Angola’s governing MPLA party claims victory in election as opposition rejects the results of the vote.
The governing party in Angola has claimed victory in this week’s election after the electoral commission put its vote at 51 percent, but the leader of the main opposition coalition rejected the results.
Fewer than half of Angola’s registered voters turned out for Wednesday’s election, which appears certain to give President Joao Lourenco a second five-year term and extend the rule of the Marxist People’s Movement for the Liberation of Angola, or MPLA, which has governed the southern African oil producer since independence from Portugal in 1975.
With more than 97 percent of the vote counted, the election commission said on Thursday the MPLA was ahead with a 51 percent majority while its longtime opponent, the National Union for the Total Independence of Angola, or UNITA, had 44.5 percent.
“We have reached yet another outright majority. We have a calm majority to govern without any kind of problem and we will do it,” MPLA spokesman Rui Falcao told a news conference in the capital Luanda, a city that overwhelmingly voted for UNITA.
However, UNITA leader Costa Junior, addressing journalists and supporters for the first time since the vote, rejected what he called “brutal” discrepancies between the commission’s count and their own tally.
“There is not the slightest doubt that the MPLA did not win the elections,” he said. “UNITA does not recognise the provisional results.”
Junior called for an international commission to review the tally.
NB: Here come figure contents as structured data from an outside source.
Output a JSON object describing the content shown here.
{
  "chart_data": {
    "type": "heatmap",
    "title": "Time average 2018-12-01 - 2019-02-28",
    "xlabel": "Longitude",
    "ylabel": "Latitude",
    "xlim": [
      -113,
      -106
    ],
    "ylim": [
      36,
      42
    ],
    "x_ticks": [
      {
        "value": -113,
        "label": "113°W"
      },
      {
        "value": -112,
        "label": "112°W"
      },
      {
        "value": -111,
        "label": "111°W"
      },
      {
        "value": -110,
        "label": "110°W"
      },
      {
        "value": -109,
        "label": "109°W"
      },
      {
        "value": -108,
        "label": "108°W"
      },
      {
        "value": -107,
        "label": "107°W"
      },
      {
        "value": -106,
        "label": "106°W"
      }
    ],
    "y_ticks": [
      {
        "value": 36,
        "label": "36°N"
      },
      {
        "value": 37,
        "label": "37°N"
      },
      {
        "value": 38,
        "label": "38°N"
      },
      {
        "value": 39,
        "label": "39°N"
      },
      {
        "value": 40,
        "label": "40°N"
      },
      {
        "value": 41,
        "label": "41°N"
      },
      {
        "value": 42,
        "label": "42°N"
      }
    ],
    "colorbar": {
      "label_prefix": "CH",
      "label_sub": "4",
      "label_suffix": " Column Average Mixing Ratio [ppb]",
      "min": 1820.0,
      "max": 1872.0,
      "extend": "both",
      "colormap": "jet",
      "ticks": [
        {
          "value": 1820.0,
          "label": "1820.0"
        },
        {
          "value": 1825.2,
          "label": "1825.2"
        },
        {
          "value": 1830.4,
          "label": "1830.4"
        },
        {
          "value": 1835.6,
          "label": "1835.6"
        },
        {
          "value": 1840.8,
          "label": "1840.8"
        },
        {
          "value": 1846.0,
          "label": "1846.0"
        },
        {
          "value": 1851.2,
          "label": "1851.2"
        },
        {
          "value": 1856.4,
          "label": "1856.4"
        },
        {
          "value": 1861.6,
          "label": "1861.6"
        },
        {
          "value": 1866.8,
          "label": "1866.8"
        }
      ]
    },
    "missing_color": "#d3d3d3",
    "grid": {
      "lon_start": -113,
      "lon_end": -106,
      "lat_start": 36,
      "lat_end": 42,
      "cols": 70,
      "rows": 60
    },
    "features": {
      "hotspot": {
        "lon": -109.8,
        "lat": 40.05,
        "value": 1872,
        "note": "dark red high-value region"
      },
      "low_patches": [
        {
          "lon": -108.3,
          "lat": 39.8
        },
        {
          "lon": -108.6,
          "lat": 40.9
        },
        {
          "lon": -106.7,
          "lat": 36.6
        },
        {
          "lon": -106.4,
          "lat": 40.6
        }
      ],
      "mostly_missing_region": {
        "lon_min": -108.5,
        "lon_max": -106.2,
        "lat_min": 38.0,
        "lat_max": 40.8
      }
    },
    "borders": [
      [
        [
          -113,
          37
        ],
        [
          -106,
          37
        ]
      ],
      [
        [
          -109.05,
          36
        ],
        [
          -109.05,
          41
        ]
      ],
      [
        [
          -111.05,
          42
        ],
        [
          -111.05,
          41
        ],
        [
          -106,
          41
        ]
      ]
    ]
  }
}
Wednesday’s vote was Angola’s most closely fought yet, with unprecedented gains for the opposition in parliamentary seats.
There are fears that any dispute could ignite violence and Junior urged Angolans to keep calm.
Low voter turnout
Junior must lodge a complaint to the commission, and if it is rejected, he can challenge the result in the Constitutional Court, which must rule on the matter within 72 hours.
The MPLA and UNITA, formerly both anti-colonial rebel groups, were on opposing sides of an on-off civil war after independence that lasted until 2002.
If the results tally stays as it is then UNITA, for the first time, will have deprived the MPLA of the two-thirds majority needed to pass major reforms – the governing party will instead need the backing of other lawmakers.